The head of the Kurdish administration in northern Iraq, Massoud Barzani, announced his intention to proclaim on March 21 this year, an independent "Kurdish state". Despite the fact that the proclamation of a "Kurdish state" was expected in the specified time, for some reasons it did not happen. The head of the administration told TV "Al-Shargiyya" Kurds are subject to oppression in the region, but sooner or later, the Kurds will also have their own state.
"All I have said is reality, the Kurds are not worse than the Arabs, Persians or Turks. Kurds as a nation are divided in territories of several states, they were not provided an opportunity to create their own state," said Barzani. He also added that the Kurds are waiting for the proclamation of the state.
Statements of Barzani seem not to be taken seriously, but if we look at events taking place recently in the country's economic life, it becomes clear that these statements are far more serious than it might seem.
Thus, the Kurdish administration without the consent of the Government signed an agreement with the U.S. Exxon Mobil for exploration and production of oil in the administration's territory. Once the central government of Iraq announced the agreement illegal, Exxon Mobil temporarily suspended its operations in northern Iraq. And on April 2 the Kurdish administration has stopped oil supplies to the central government of Iraq. Government of Barzani explained the move by the fact that central government owes them $1.5 billion.
Such a concurrence of events once again shows that in order to declare an independent "Kurdistan" and leave the zone of influence of the central government, the government of Barzani will not only carry on a political struggle, but will also use the means of economic pressure.

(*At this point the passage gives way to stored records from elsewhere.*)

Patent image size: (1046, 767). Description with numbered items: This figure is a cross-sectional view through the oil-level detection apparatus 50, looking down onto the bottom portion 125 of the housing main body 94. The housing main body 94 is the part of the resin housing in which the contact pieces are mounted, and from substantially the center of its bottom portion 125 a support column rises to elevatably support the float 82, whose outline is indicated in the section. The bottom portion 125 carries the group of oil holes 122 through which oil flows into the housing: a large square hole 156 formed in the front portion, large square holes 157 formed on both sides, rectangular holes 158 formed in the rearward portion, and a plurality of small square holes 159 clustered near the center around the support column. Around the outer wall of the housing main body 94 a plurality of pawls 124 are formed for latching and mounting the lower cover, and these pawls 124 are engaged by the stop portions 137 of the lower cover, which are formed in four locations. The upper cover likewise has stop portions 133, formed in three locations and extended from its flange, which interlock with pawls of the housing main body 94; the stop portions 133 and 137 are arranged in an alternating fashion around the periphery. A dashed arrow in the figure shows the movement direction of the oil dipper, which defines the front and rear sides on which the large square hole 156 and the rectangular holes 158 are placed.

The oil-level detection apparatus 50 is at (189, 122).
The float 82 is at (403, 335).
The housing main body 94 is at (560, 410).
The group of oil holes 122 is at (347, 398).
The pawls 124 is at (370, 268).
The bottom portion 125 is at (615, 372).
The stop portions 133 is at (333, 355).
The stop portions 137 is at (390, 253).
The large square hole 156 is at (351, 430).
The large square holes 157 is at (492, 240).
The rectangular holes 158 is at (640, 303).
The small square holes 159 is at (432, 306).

The most interesting statement amidst these events came from the central government of Iraq. A source told Trend that the Kurdish administration is illegally exporting oil. It is also noted in the statement that cessation of oil export to Iraq was a significant blow to the budget of the Kurdish administration, and if the administration is not concerned about it, so it replenished its budget from the sale of oil by alternative means.
Taking into account the fact that Kurdish administration is landlocked and the unstable situation in neighboring Syria, we can see that the only alternative for oil export is the territory of Turkey.
But it does not mean that the Kurdish administration will always use Turkish territory to access the sea. We can assume that the only reason for the fact that Barzani has not declared yet a "Kurdish state" and that the Party of Democratic Unity (Partiya Yekîtiya Demokrat) at a meeting of opposition in Istanbul unlike other political groups did not support the agreement to protect the territorial integrity of the country, is to gain time.
It is not excluded that Government of Barzani will proclaim an independent "Kurdish state" after the departure of Bashar al-Assad from power and the beginning of the struggle for "independence" of Kurds living in the north of Syria. And it is one of the important steps to split Iraq.
Of course, it is not quite correct to think that there is a political activity of only Kurds in Iraq. Enhancing of the Iranian factor in the face of Shiite Muslims since the fall of Saddam's regime in the country suggests major changes in the region in the near future, namely the creation of a new Shia state.
As strange as it may be, serious steps in this direction have already been taken. Some Arab Shiite thinkers believe in the inevitability of the establishment of a "new Shia state" in the region after the political crisis in Bahrain. All this gives grounds to say that there may be new states in the Arab Middle East, albeit somewhat later.